Recuerdo que hice algo bonito, que no le había contado a nadie hasta ahora pero que comparto con vosotros. Tengo que remontarme al mes de agosto de ese año, el día en que mi pueblo cumplió dos meses (más de 250 horas invertidas según el registro de actividad de mi consola); ese día sentí que el momento que tanto temía estaba muy cerca: iba a saciarme pronto.
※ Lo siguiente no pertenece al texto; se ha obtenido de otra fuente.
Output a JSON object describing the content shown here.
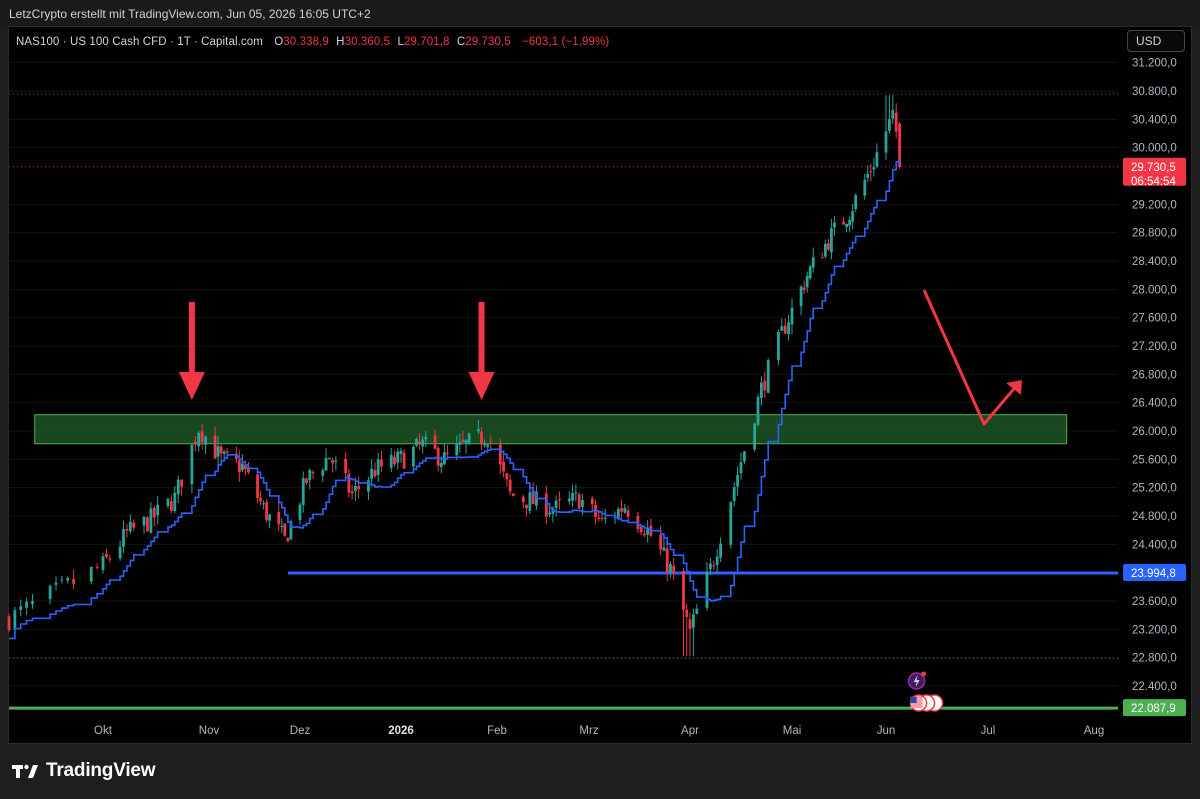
{
  "header": {
    "attribution": "LetzCrypto erstellt mit TradingView.com, Jun 05, 2026 16:05 UTC+2"
  },
  "legend": {
    "symbol": "NAS100 · US 100 Cash CFD · 1T · Capital.com",
    "open_label": "O",
    "open": "30.338,9",
    "high_label": "H",
    "high": "30.360,5",
    "low_label": "L",
    "low": "29.701,8",
    "close_label": "C",
    "close": "29.730,5",
    "change": "−603,1 (−1,99%)"
  },
  "currency_button": "USD",
  "brand": {
    "name": "TradingView"
  },
  "colors": {
    "up": "#26a69a",
    "down": "#f23645",
    "ma_line": "#2962ff",
    "support_line": "#2962ff",
    "zone_fill": "#1e5a28",
    "zone_border": "#4caf50",
    "arrow": "#f23645",
    "green_line": "#4caf50"
  },
  "chart_data": {
    "type": "candlestick",
    "y_unit": "USD",
    "yaxis_ticks": [
      "31.200,0",
      "30.800,0",
      "30.400,0",
      "30.000,0",
      "29.200,0",
      "28.800,0",
      "28.400,0",
      "28.000,0",
      "27.600,0",
      "27.200,0",
      "26.800,0",
      "26.400,0",
      "26.000,0",
      "25.600,0",
      "25.200,0",
      "24.800,0",
      "24.400,0",
      "23.600,0",
      "23.200,0",
      "22.800,0",
      "22.400,0"
    ],
    "ytick_values": [
      31200,
      30800,
      30400,
      30000,
      29200,
      28800,
      28400,
      28000,
      27600,
      27200,
      26800,
      26400,
      26000,
      25600,
      25200,
      24800,
      24400,
      23600,
      23200,
      22800,
      22400
    ],
    "ylim": [
      22050,
      31400
    ],
    "xaxis_ticks": [
      "Okt",
      "Nov",
      "Dez",
      "2026",
      "Feb",
      "Mrz",
      "Apr",
      "Mai",
      "Jun",
      "Jul",
      "Aug"
    ],
    "xaxis_bold": "2026",
    "last_price_label": "29.730,5",
    "countdown_label": "06:54:54",
    "last_price": 29730.5,
    "support_level_label": "23.994,8",
    "support_level": 23994.8,
    "green_level_label": "22.087,9",
    "green_level": 22087.9,
    "dotted_high": 30760,
    "dotted_low": 22790,
    "resistance_zone": {
      "low": 25820,
      "high": 26230
    },
    "price_path": [
      [
        "2025-09-15",
        23350
      ],
      [
        "2025-10-01",
        24100
      ],
      [
        "2025-10-08",
        24550
      ],
      [
        "2025-10-15",
        24750
      ],
      [
        "2025-10-22",
        25050
      ],
      [
        "2025-10-29",
        26050
      ],
      [
        "2025-11-05",
        25600
      ],
      [
        "2025-11-12",
        25500
      ],
      [
        "2025-11-19",
        24900
      ],
      [
        "2025-11-26",
        24450
      ],
      [
        "2025-12-03",
        25300
      ],
      [
        "2025-12-10",
        25650
      ],
      [
        "2025-12-17",
        25100
      ],
      [
        "2025-12-24",
        25450
      ],
      [
        "2026-01-01",
        25600
      ],
      [
        "2026-01-08",
        25800
      ],
      [
        "2026-01-15",
        25600
      ],
      [
        "2026-01-22",
        25800
      ],
      [
        "2026-01-29",
        25950
      ],
      [
        "2026-02-05",
        25100
      ],
      [
        "2026-02-12",
        25000
      ],
      [
        "2026-02-19",
        24900
      ],
      [
        "2026-02-26",
        25050
      ],
      [
        "2026-03-05",
        24700
      ],
      [
        "2026-03-12",
        24950
      ],
      [
        "2026-03-19",
        24600
      ],
      [
        "2026-03-26",
        24050
      ],
      [
        "2026-04-01",
        23150
      ],
      [
        "2026-04-08",
        24200
      ],
      [
        "2026-04-15",
        25400
      ],
      [
        "2026-04-22",
        26600
      ],
      [
        "2026-04-29",
        27500
      ],
      [
        "2026-05-06",
        28200
      ],
      [
        "2026-05-13",
        28700
      ],
      [
        "2026-05-20",
        29100
      ],
      [
        "2026-05-27",
        29700
      ],
      [
        "2026-06-03",
        30450
      ],
      [
        "2026-06-05",
        29730
      ]
    ]
  }
}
Ese día cumplí todas las tareas diarias como cualquier otro, pero había algo dentro que me decía que tenía que abandonar esa visita diaria a mi pueblo, porque al final iba a convertirse en una obsesión: tenía que demostrarme a mí mismo que era capaz de estar sin jugar por voluntad propia.

Así pues, cogí un folio y apunté, con firma y fecha, lo mucho que estaba y había disfrutado de mi estancia en el pueblo de “Lekanto”, emplazamiento donde se situaba mi casa en este Animal Crossing: New Leaf. En Lekanto eché kilómetros y kilómetros pescando y dando vueltas día y noche, cogiendo escarabajos y haciendo de ese pequeño pueblo el lugar donde no me importaría estar en la vida real. Era mi momento de paz cada día.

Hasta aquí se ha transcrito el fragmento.